Yes. But a specific minecraft world (if we ignore the fact that it’s pseudorandom) can be more complicated than the minecraft program itself.
Given a fixed genome, it can develop into many different potential people, depending on both life experiences and neuro-developmental RNG.
And in some sense “useful complexity” is a self contradictory concept. If the goal is simple, then a brute force search set to maximize the goal is a simple program. Sure, the result may look very “complicated”, but it has low komolgorov complexity.
The OP mentioned non-DNA sources of information briefly, but I still feel like they’re not being given enough weight.
In order to fully define e.g. a human, you need to specify:
The DNA
A full specification of the egg where the DNA will start its life
A full specification of the womb in which the egg will grow into a human
If you gave a piece of DNA to an alien and didn’t tell them how to interpret it, then they’d have no way of building a human. You’d need to give them a whole lot of other information too.
Even looking at different DNA for different organisms, each organism’s DNA expects to be interpreted differently (as opposed to source code, which mostly intends to be interpreted by the same OS/hardware as other source code). If you put a lizard’s DNA into a human’s egg and womb, I’m guessing that would not successfully build a lizard.
So I guess my question is: to what extent should the complexity of the interpreter be included in the complexity of the thing-being-interpreted? In one sense I feel like Word’s code does fully specify Word amongst all other possible software, but in another sense (including the interpreter) I feel like it does not.

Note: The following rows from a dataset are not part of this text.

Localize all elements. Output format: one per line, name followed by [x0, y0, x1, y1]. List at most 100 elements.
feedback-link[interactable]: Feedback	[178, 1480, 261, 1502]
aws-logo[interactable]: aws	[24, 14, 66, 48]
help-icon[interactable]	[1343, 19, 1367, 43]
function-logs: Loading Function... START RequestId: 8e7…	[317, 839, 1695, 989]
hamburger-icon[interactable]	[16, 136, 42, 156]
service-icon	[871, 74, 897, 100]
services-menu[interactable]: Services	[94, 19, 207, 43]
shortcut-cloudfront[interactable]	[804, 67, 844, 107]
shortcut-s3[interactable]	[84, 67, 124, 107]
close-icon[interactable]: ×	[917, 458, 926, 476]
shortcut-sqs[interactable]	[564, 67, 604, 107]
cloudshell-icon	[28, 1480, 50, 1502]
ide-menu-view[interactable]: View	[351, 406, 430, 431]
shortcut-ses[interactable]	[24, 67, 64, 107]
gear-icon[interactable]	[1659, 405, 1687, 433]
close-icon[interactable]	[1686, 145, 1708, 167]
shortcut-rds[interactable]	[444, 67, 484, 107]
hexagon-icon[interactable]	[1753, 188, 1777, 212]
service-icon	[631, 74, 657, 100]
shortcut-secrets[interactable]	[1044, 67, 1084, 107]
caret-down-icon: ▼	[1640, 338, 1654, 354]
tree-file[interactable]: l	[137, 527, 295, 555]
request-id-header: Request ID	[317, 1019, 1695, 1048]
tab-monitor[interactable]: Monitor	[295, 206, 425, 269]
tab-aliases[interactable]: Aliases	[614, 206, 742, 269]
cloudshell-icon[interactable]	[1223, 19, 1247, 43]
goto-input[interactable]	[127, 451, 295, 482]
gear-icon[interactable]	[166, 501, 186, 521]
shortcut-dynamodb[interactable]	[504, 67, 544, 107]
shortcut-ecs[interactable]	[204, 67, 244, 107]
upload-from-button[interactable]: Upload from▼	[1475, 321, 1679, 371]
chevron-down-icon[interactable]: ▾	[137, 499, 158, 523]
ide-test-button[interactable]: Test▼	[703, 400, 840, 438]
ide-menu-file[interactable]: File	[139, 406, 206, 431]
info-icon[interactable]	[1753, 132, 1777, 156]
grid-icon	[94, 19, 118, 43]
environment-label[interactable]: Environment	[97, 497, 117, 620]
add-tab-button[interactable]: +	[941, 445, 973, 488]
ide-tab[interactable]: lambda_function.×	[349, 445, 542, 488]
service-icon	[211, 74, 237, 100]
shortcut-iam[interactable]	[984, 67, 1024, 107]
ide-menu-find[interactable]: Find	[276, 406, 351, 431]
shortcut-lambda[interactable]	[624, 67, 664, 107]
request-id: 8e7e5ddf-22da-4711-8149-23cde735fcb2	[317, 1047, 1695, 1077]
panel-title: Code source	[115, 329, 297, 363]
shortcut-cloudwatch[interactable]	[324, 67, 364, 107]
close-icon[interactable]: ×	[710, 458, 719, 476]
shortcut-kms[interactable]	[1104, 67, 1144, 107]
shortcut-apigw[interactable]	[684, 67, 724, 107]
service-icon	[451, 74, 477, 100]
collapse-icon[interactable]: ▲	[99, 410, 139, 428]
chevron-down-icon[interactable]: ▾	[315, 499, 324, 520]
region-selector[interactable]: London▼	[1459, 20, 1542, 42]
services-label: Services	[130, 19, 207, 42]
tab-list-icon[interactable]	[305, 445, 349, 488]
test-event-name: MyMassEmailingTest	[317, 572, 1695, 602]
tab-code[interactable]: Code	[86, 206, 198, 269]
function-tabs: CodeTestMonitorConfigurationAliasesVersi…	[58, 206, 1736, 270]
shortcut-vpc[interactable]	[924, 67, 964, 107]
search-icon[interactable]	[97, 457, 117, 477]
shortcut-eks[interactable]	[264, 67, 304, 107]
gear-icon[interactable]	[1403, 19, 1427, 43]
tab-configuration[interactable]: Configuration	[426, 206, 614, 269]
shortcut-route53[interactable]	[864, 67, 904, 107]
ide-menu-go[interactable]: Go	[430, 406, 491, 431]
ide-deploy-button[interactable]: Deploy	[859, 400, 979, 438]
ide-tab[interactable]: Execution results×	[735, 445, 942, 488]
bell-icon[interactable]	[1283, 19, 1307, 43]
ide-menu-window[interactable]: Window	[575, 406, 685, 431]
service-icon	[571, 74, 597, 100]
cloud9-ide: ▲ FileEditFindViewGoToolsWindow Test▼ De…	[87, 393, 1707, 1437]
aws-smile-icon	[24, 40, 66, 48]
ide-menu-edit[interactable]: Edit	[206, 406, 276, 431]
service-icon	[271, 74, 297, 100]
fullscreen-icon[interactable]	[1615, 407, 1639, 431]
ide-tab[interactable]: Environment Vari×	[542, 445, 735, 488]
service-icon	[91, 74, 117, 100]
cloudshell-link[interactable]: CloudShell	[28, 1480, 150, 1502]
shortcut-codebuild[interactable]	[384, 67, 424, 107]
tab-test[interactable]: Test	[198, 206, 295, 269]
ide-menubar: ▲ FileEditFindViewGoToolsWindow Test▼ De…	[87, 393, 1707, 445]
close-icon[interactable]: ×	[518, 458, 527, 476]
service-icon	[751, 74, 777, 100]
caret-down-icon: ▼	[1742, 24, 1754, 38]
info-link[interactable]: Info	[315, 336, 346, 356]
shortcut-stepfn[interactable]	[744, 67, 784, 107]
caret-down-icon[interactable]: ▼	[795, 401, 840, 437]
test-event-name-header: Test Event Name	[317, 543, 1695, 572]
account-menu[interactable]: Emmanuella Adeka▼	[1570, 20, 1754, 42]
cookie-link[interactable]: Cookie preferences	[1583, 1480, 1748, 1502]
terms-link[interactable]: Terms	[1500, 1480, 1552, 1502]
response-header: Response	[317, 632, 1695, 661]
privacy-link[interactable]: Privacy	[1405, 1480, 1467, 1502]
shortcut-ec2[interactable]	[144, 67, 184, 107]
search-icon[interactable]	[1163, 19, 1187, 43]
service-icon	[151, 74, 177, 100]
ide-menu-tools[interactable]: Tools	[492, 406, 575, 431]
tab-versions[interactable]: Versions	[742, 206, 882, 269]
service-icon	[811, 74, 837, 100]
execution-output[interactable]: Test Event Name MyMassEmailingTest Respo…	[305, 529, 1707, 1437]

If a spy slips a piece of paper to his handler, and then the counter-espionage officer arrests them and gets the piece of paper, and the piece of paper just says “85”, then I don’t know wtf that means, but I do learn something like “the spy is not communicating all that much information that his superiors don’t already know”.
By the same token, if you say that humans have 25,000 genes (or whatever), that says something important about how many specific things the genome designed in the human brain and body. For example, there’s something in the brain that says “if I’m malnourished, then reduce the rate of the (highly-energy-consuming) nonshivering thermogenesis process”. It’s a specific innate (not learned) connection between two specific neuron groups in different parts of the brain, I think one in the arcuate nucleus of the hypothalamus, the other in the periaqueductal gray of the brainstem (two of many hundreds or low-thousands of little idiosyncratic cell groups in the hypothalamus and brainstem). There’s nothing in the central dogma of molecular biology, and there’s nothing in the chemical nature of proteins, that makes this particular connection especially prone to occurring, compared to the huge number of superficially-similar connections that would be maladaptive (“if I’m malnourished, then get goosebumps” or whatever). So this connection must be occupying some number of bits of DNA—perhaps not a whole dedicated protein, but perhaps some part of some protein, or whatever. And there can only be so many of that type of thing, given a mere 25,000 genes for the whole body and everything in it.
That’s an important thing that you can learn from the size of the genome. We can learn it without expecting aliens to be able to decode DNA or anything like that. And Archimedes’s comment above doesn’t undermine it—it’s a conclusion that’s robust to the “procedural generation” complexities of how the embryonic development process unfolds.